Expression of Recombinant Membrane-Type MMPs

Since the discovery of the membrane-type matrix metalloproteinases (MT-MMPs) which are characterized by the existence of a C-terminal membrane-spanning domain followed by a short cytoplasmic “tail” (1 ) there has been much interest in the production of recombinant protein to facilitate both structural and functional analyses. The proteolytic activity of the membrane-type-1 MMP (MT1-MMP) has been studied using recombinant material produced from expression in E. coli (2 ,3 ). These data have been confirmed and extended by reports describing expression of MT1-MMP in mammalian cells (4 –7 ). This chapter will, therefore, focus on methods to produce recombinant MT1-MMP in both types of expression systems and the issues governing the choice of which system to use will be discussed.

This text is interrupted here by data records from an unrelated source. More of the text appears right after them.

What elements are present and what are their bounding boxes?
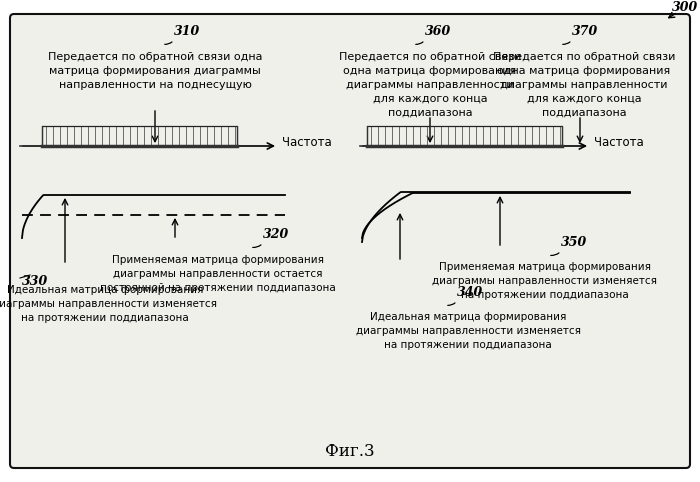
Text: Передается по обратной связи
одна матрица формирования
диаграммы направленности
: Передается по обратной связи одна матриц…: [339, 52, 522, 118]
Text: Фиг.3: Фиг.3: [326, 443, 374, 460]
Text: Передается по обратной связи одна
матрица формирования диаграммы
направленности : Передается по обратной связи одна матриц…: [48, 52, 262, 90]
Text: Идеальная матрица формирования
диаграммы направленности изменяется
на протяжении: Идеальная матрица формирования диаграммы…: [356, 312, 580, 350]
Bar: [367, 126, 562, 146]
Text: 330: 330: [22, 275, 48, 288]
Text: 310: 310: [174, 25, 200, 38]
Text: Передается по обратной связи
одна матрица формирования
диаграммы направленности
: Передается по обратной связи одна матриц…: [493, 52, 676, 118]
Bar: [42, 126, 237, 146]
Text: 320: 320: [263, 228, 289, 241]
FancyBboxPatch shape: [10, 14, 690, 468]
Text: 300: 300: [672, 1, 699, 14]
Text: 350: 350: [561, 236, 587, 249]
Text: 370: 370: [572, 25, 598, 38]
Text: 360: 360: [425, 25, 452, 38]
Text: Применяемая матрица формирования
диаграммы направленности изменяется
на протяжен: Применяемая матрица формирования диаграм…: [433, 262, 657, 300]
Text: Частота: Частота: [594, 136, 644, 149]
Text: Идеальная матрица формирования
диаграммы направленности изменяется
на протяжении: Идеальная матрица формирования диаграммы…: [0, 285, 218, 323]
Text: Применяемая матрица формирования
диаграммы направленности остается
постоянной на: Применяемая матрица формирования диаграм…: [100, 255, 336, 293]
Text: Частота: Частота: [282, 136, 332, 149]
Text: 340: 340: [457, 286, 483, 299]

Overall, we have used the glutathione-S-transferase (GST)-fusion technology to produce material for injection into sheep to raise polyclonal antibodies. For kinetic analysis of catalytic activity we have used E. coli expression, both periplasmic, and expression in inclusion bodies (followed by solu-bilization and refolding). We have found the latter approach to be most reliable and, therefore, describe this method in detail. To study the location and function of the membrane-associated form we have used transient expression in Chinese hamster ovary (CHO) cells. High level expression in stably trans-fected cells has been more difficult to achieve and this chapter describes the use of an inducible mammalian cell system which gives reasonably high levels of expression of MT1-MMP.